La reconversión en bancos era una epifanía anunciada tiempo ha. Sólo hacía falta una excusa y esa fue la crisis del 2008. Las dificultades de liquidez y los escándalos de corrupción política dieron lugar a un proceso de reconversión y concentración que acabó con la extinción de casi todas las cajas de ahorros. En el ínterín, la intervención de algunas entidades por el Banco de España: la díscola CAM, que obstaculizó la fusión con otras cajas y fue represaliada de forma ejemplar; la dócil Cajamurcia, que también fue intervenida y finalmente absorvida por Bankia; esta última concentró la gran ruina de las cajas, saneada con el dinero de la UE, por mucho que Rajoy negara la evidencia del rescate, que terminamos pagando todos los españoles; luego sacada a Bolsa con grandes alharacas para ocultación y refugio de ruindades y miserias políticas.

La noticia de estos días pasados vuelve a tener a Bankia en el centro del huracán: la fusión por absorción de ésta por Caixabank para formar el banco con mayor capitalización del país.

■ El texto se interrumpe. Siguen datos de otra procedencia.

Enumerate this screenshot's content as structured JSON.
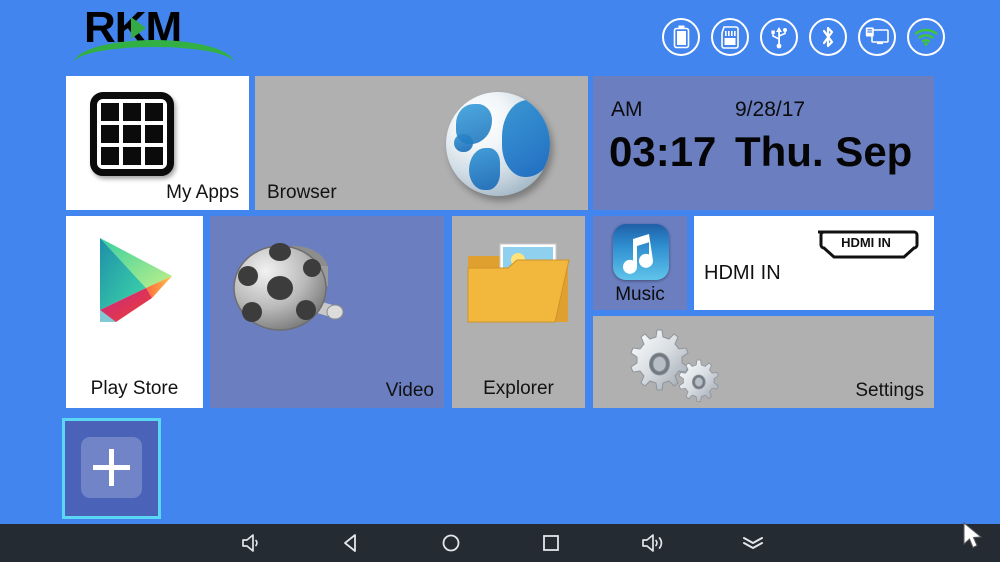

El Banco de España se ha apresurado a señalar que tras la fusión, aún queda margen para otras y que la concentración bancaria no es un oligopolio. Pablo Hernández de Cos, gobernador del Banco de España, o no sabe griego o juega con la imprecisión de los términos. Porque monopolio es el mercado donde sólo hay un vendedor u ofertante, pero el prefijo griego ‘oligos¡ significa pocos y, realmente, ¿cuántos son pocos, cinco o veinticinco?

Que la economía española está en manos de unos pocos propietarios no es un descubrimiento para quien esté informado de la composición accionarial del Ibex. Los consejos de administración de los bancos, eléctricas, petroleras y grandes constructoras, son todos un mismo enjambre. Las inmobiliarias, filiales de la banca, sacan al mercado su parque de viviendas incautadas según la fluctuación del precio de la vivienda. Si no es un oligopolio, será un merengue con el que se hacen las tartas antes de repartirlas.

El gobernador del Banco de España, con independencia del color del Gobierno que lo nombre, siempre se ha caracterizado por defender los intereses del capital. Jamás leí un comentario suyo sobre el desastre que supone el despido de miles de empleados de banca cada vez que se produce una fusión. Tampoco le he leído declaración alguna en la que no apoye las políticas de austeridad, que como sabes, lector, es un eufemismo en el mundo de la economía para no pronunciar la palabra tabú: recorte de empleos y salarios. Tampoco lo dijo cuando las instituciones europeas señalaban que uno de los graves problemas de la economía española, antes de la pandemia, era el déficit salarial de los trabajadores españoles, su precaria contratación y, a pesar de ello, el altísimo nivel de paro; demostración palmaria de la falacia de que la austeridad cimenta el crecimiento económico.

De las últimas concentraciones bancarias, sólo una no ha sido un contubernio en torno a un euro, lo que pujaron el Sabadell por la CAM y el Santander por el Popular. Fue la compra de BMN por Bankia, en la que el Estado tiene una participación accionarial. El coste de la adquisición, en puridad contable, merma el beneficio de la adquirente y el dividendo del accionista, sea privado o público. Ahora, con la fusión por absorción de Bankia, el Estado ve considerablemente disminuida la participación en la entidad resultante. En el gran negocio, la banca siempre gana y el Estado siempre pierde.

Queda, por último, una evidencia más de la connivencia de la banca y la política. La comprobaremos en un juego que te propongo, amable lector, pues no tengo noticia de ninguna fusión bancaria que no haya sido eximida del impuesto societario que grava con un 1% del capital adquirido o el resultante de la fusión. En el caso de Caixabank y Bankia, sería un buen pico. Pero yo apuesto a que no habrá pago del impuesto, aunque también éste sea un gasto deducible.